Liberty Board OKs $1.65B For Goldman

The Liberty Development Corp. board yesterday approved $1.65 billion of tax-exempt Liberty bond financing for Goldman, Sachs Headquarters LLC in a move that will help the firm build a $2 billion headquarters in New York City.

Yesterday’s action cemented city and New York state officials’ resolve to keep Goldman in Lower Manhattan, where the firm had planned to build a 40-story office tower across the street from the World Trade Center site. City and state officials consider Goldman’s planned headquarters to be an integral component of rebuilding and revitalizing the area devastated by the Sept. 11, 2001, attacks.

Goldman officials this spring articulated security and logistics concerns and suspended work at the site. The possibility of losing Goldman as an anchor to the battered neighborhood spurred state and city officials to work feverishly to persuade the firm to stay.

Last summer, the Liberty Development Corp. acknowledged Goldman’s application for $1 billion of Liberty bonds to finance its headquarters. The corporation, an affiliate of the state-controlled Empire State Development Corp., sweetened the pot yesterday by approving an additional $650 million along with the original $1 billion.

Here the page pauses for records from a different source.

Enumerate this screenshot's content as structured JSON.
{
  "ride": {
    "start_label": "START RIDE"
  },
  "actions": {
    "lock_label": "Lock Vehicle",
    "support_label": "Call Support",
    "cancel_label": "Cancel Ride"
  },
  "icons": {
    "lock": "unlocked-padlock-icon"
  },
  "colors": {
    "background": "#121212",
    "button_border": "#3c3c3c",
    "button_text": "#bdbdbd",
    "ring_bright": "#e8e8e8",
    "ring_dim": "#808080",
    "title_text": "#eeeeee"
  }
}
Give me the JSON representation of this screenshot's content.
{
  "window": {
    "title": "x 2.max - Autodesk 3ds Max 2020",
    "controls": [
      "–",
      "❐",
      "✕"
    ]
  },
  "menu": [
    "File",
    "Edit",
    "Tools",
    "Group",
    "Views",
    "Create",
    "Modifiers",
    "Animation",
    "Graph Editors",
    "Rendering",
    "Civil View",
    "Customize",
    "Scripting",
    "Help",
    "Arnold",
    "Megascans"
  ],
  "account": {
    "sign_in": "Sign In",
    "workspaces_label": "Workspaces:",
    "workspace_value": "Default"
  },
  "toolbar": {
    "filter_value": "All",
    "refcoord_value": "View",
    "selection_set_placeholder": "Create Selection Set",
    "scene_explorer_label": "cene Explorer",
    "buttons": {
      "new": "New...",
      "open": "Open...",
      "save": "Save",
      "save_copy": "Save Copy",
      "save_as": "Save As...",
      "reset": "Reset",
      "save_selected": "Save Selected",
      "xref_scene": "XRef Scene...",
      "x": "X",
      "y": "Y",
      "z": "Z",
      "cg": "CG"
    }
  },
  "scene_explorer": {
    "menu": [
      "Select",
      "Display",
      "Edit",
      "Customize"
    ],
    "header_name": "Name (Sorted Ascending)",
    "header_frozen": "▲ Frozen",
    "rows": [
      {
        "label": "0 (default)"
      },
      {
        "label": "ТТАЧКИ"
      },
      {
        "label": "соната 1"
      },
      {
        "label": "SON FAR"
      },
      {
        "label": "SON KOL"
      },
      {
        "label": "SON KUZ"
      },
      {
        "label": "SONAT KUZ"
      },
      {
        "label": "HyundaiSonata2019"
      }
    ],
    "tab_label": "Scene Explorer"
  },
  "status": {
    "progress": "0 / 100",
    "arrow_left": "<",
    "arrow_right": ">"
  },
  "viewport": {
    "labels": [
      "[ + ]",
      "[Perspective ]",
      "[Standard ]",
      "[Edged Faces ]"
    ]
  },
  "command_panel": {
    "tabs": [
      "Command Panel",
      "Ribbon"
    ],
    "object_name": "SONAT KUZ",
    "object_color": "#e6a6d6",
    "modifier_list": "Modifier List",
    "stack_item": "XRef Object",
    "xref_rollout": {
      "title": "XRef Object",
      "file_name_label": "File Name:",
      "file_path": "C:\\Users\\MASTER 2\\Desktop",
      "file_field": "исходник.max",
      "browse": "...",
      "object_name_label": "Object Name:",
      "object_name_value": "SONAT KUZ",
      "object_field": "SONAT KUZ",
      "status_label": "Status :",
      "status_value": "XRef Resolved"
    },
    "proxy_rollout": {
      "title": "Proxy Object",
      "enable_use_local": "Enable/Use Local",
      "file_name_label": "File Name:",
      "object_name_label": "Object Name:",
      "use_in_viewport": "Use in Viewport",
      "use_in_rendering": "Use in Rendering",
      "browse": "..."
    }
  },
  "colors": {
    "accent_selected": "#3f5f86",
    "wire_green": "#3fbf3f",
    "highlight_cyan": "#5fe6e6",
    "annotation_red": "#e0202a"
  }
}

Goldman, Sachs & Co. — the investment banking arm of the global company — is expected to price its own deal in September or October, ESDC officials said. The company will market the $1.65 billion of uninsured bonds in at least two series. They will be backed by Goldman’s guarantee to the Liberty Development Corp., not by project revenue.

Goldman had $95.13 billion of consolidated long-term corporate debt outstanding as of May 27, according to second-quarter results posted on the firm’s Web site. The Goldman Sachs Group Inc., parent company of Goldman, Sachs & Co., reported net earnings of $865 million for the second quarter.

Fitch Ratings rates the parent company’s debt AA-minus. Moody’s Investors Service rates the debt Aa3. Standard & Poor’s rates it A-plus.

Goldman spokeswoman Andrea Raphael declined to comment on yesterday’s Liberty Development Corp. action. Goldman does not yet have a lease with the site owner, the Battery Park City Authority. However, the board meets today and is expected to act on the lease, an authority spokesman said. A spokeswoman for Gov. George E. Pataki said officials expect to have an announcement about the project within the next few days.

If the $1.65 billion of bonds are sold as expected, Goldman will become the biggest beneficiary to date of the $8 billion Liberty bond program that Congress approved in 2002 to spur the redevelopment of Lower Manhattan after the destruction of the World Trade Center.

Of the total amount, $1.6 billion was earmarked for residential use and $6.4 billion was authorized for commercial use. About $3 billion of the commercial allotment is left, and city and state officials recently declared the remaining amount will be used in Lower Manhattan and not directed to other New York City projects, as the legislation allowed.

Board members of the Liberty Development Corp. approved the $1.65 billion yesterday with little discussion. One member asked why the amount of the bonds had been increased by $650 million. Jonathan Beyer, senior counsel of the Empire State Development Corp., responded the amount was offered after Goldman walked away from discussions with the city and state about the proposed headquarters site.

The 800-foot building would include 1.9 million square feet of office space and would consolidate most of the firm’s roughly 8,100 New York employees, currently spread among eight downtown locations, into one space.

One fiscal watchdog questioned whether Goldman deserved such a sweet deal, especially since the firm already paid taxes in Lower Manhattan.

“There needs to be due diligence on the on the economic benefit of allocating triple-tax exempt bonds for Goldman Sachs,” said Bettina Damiani, project director of Good Jobs New York, a nonprofit organization that promotes accountability in the allocation of government subsidies.

Also yesterday, the board of the ESDC approved a $25 million grant for Goldman under the World Trade Center Job Creation Retention Program, which grants federal funds to companies with more than 200 employees who commit to Lower Manhattan. The board also approved $16 million for Morgan Stanley, which recently announced it would move 2,300 employees downtown.

Last week, deputy mayor Daniel L. Doctoroff said any transaction that benefits Goldman will be justified by the headquarters’ economic impact, although he did not provide supporting statistics.